Опять не оказалось ни одной настоящей шпионки, хотела поговорить, вдруг придется сыграть — только статьи «шпионаж», а на самом деле они настоящие партизанки: совсем простая немка, еле говорит по-русски, нас ненавидит, как ненавидели мы немцев, ушла с товарищами в лес, когда мы подходили к их городку; а вторая — очень любопытный человек: литовка, прекрасно говорит по-русски, молодая, сильная, смелая, узнав о существовании партизанского отряда «лесные братья», ушла к ним, научилась воевать, стала парашютисткой, хромает от ранения в ногу, поддерживает связь через ту же стену с «лесными братьями» в мужской зоне, будет бороться за свободу Литвы до последней капли крови. Ко мне отнеслась доверчиво, мы подружились, а когда случился какой-то невероятный побег из мужской зоны с приземлившимся самолетом, перелетавшим границу, и я побежала к ней узнать, что и как, коротко ответила: «Жаль, что это пока еще не мы».
Сегодня Мария Прокофьевна выносит мое письмо и прошение за зону, от страха, от волнения зуб на зуб не попадает, на вахте обыскивают даже своих, если они не в мундире: Мария Прокофьевна решила пронести письмо под одеждой, все-таки их редко, как нас, ощупывают руками, а в сумку могут полезть.
Попрощались с ней еще в больнице, и теперь незаметно каждый из своего угла следим за ней: вот она идет по дороге… вот подходит к вахте… вот вошла… вот лишние секунды не появляется с другой стороны… вот вышла… улыбается, как бы разговаривая с охранником, эта улыбка для нас — пронесло, теперь она должна еще где-то во дворе спрятать письмо, чтобы не нашел муж.

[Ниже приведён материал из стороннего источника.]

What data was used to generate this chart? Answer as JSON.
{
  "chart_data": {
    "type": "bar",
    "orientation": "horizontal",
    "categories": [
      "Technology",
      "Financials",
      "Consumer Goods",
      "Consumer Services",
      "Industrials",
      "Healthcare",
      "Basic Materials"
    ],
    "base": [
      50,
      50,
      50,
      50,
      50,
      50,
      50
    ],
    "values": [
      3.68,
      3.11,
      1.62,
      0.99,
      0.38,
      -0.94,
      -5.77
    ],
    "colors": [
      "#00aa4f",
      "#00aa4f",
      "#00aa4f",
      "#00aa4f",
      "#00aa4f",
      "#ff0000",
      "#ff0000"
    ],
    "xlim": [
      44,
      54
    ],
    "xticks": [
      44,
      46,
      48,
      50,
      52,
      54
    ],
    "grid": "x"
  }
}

Завтра рано утром Мария Прокофьевна уезжает с маленьким сыном в отпуск к родным и специально для меня через Москву, чтобы вручить письмо и прошение лично в руки Борису, а если его нет, то Маме.
Всей конспирацией ведает Жанна: Мария Прокофьевна должна дать моим из Караганды телеграмму: «Еду в отпуск к тете буду проездом у вас ждите». И когда письмо будет в руках у Бориса, тут же, чтобы мы не умерли от волнения, дать телеграмму нам: «Заяц окончил школу хорошо».
Вся корреспонденция приходит через КВЧ. Вызывают. Иду на глиняных ногах. Лейтенант дает телеграмму: «Заяц окончил школу хорошо», — понимаю, что мой восторг не соответствует тексту, но ничего с собой сделать не могу. Хорошо, что лейтенант — болван, это не опер. Анна и Жанна ждут меня в землянке — молча обнялись и плачем.
Проводила Анну — и больно, и радостно. Так же волновались, как с Марией Прокофьевной: когда Анна вошла на вахту и не сразу вышла, а потом вырвалась на волю и пошла танцуя, мы от радости тоже запрыгали, очень хотелось увидеть ее счастливое лицо, но оглянуться нельзя, в лагере есть примета: ни за что не оборачиваться и ничего не уносить с собой лагерного — вернешься обратно.